It seems like the img_url is not parsed from request body

openocr_1 | 22:09:13.255899 OCR_CLIENT: ocrRequest after: ImgUrl: , EngineType: ENGINE_TESSERACT, Preprocessors: []

tleyden commented 9 years ago

You should see something like the following output in your OCR_WORKER logs:

23:58:02.389856 OCR_WORKER: Creating new OCR Worker
23:58:02.390277 OCR_WORKER: Run() called...
23:58:02.390316 OCR_WORKER: dialing "amqp://xxx:yyy@162.222.178.49/"
23:58:17.427673 OCR_WORKER: got Connection, getting Channel
23:58:17.455394 OCR_WORKER: binding to: decode-ocr

and the fact that you are not seeing this tells me that the OCR_WORKER is either connecting to the wrong rabbitmq uri, or is trying to connect before its launched.

To test a workaround, can you add some "sleeps" somehow in your fig config for the OCR_WORKER? Make it sleep for 30s before trying to startup.

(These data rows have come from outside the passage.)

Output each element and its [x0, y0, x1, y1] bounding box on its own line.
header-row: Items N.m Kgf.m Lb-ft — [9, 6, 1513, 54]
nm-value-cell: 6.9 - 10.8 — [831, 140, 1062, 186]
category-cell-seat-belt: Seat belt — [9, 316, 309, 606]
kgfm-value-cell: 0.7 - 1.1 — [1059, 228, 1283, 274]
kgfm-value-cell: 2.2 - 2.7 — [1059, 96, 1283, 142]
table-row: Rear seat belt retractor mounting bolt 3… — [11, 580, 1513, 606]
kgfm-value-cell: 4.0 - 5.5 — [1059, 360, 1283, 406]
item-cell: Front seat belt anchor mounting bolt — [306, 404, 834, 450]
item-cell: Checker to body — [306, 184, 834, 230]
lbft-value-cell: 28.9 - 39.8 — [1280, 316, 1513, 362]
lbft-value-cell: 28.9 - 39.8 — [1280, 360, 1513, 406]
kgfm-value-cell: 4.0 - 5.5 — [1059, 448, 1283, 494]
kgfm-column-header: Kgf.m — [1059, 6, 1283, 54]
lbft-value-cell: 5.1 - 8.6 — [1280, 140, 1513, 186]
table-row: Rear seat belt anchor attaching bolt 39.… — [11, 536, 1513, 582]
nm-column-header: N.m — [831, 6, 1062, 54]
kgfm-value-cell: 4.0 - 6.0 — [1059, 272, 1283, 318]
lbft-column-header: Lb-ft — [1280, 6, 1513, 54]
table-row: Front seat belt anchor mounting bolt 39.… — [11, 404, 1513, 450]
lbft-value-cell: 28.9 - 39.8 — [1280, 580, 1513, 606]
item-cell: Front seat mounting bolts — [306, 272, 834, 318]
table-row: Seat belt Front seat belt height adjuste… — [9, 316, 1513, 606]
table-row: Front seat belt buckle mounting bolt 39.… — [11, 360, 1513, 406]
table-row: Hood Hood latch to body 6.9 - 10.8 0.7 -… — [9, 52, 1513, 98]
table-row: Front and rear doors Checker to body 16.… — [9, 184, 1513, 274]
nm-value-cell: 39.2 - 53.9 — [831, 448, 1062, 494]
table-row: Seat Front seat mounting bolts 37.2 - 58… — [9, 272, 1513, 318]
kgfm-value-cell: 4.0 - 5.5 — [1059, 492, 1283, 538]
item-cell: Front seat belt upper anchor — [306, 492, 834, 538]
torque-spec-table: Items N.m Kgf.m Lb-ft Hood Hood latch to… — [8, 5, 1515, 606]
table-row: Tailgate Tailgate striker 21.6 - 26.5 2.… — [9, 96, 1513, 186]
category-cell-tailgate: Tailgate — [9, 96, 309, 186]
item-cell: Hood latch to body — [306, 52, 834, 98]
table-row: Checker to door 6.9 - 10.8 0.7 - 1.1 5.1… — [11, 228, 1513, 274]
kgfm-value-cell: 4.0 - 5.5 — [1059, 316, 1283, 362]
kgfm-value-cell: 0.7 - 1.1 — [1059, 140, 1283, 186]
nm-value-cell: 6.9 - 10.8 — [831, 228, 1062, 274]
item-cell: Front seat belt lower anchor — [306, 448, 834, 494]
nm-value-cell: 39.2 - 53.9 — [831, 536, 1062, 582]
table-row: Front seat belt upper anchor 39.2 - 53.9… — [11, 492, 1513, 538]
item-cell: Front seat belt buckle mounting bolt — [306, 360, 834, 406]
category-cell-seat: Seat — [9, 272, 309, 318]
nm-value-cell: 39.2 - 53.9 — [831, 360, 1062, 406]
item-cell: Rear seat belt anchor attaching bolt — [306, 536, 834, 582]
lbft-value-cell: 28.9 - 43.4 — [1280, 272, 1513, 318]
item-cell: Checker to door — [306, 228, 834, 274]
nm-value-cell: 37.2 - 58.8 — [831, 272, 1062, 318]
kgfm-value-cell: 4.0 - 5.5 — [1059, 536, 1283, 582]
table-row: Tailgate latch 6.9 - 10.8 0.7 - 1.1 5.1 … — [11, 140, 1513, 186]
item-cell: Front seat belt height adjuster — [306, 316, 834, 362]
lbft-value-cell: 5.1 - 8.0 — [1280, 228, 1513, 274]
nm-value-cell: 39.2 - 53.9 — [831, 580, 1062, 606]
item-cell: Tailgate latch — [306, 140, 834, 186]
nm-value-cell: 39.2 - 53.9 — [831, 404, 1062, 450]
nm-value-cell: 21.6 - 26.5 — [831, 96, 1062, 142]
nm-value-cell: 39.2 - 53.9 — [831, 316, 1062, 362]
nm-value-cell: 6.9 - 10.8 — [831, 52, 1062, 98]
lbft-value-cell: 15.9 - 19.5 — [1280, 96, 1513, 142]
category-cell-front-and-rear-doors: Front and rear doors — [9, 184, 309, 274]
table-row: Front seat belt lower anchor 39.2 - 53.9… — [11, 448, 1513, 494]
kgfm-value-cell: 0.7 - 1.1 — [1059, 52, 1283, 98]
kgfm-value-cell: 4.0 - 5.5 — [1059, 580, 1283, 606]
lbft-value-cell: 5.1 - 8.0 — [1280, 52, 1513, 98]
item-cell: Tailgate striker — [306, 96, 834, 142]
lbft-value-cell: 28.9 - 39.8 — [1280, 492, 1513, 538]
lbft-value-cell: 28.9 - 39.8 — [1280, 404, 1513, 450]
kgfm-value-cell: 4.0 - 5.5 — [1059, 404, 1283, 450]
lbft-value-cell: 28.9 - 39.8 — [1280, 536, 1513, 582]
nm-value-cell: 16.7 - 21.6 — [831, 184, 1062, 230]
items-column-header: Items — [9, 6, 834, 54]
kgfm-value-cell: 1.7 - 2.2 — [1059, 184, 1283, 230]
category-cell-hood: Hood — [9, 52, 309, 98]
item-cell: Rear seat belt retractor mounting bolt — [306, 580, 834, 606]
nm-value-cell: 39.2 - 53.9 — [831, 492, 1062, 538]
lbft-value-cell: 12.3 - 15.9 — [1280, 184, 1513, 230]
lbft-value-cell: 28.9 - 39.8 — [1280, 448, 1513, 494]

I guess the long term fix might be to have a timeout and a retry loop in the go code when it connects to rabbit.

I think the log message "OCR_CLIENT: ocrRequest before: ImgUrl: ," is misleading, lets ignore that for now.

tleyden commented 9 years ago

Once we get this working, I'll add the fig file to the repo/docs. Thanks for contributing that!

tleyden commented 9 years ago

and the fact that you are not seeing this tells me

I mean, the fact that you are not seeing these two lines:

23:58:17.427673 OCR_WORKER: got Connection, getting Channel
23:58:17.455394 OCR_WORKER: binding to: decode-ocr
alexproca commented 9 years ago

I can add command in worker command: sleep 30;open-ocr-worker -amqp_uri ...

alexproca commented 9 years ago

The 30 seconds delay was the problem. I figured it out and made a pull reqest #33 with fig configuration

tleyden commented 9 years ago

Thanks!

tleyden commented 9 years ago

I added a ticket to address the retry issue: https://github.com/tleyden/open-ocr/issues/34, at which point we can remove the ugly workaround.

Also, do you have any instructions on how to use the fig files? (I've never used fig, but have heard a lot about it).

alexproca commented 9 years ago

I will write in readme how to start with open-ocr with fig but first I would like to add stroke width preprocessor into fig configuration.

tleyden commented 9 years ago

Ok great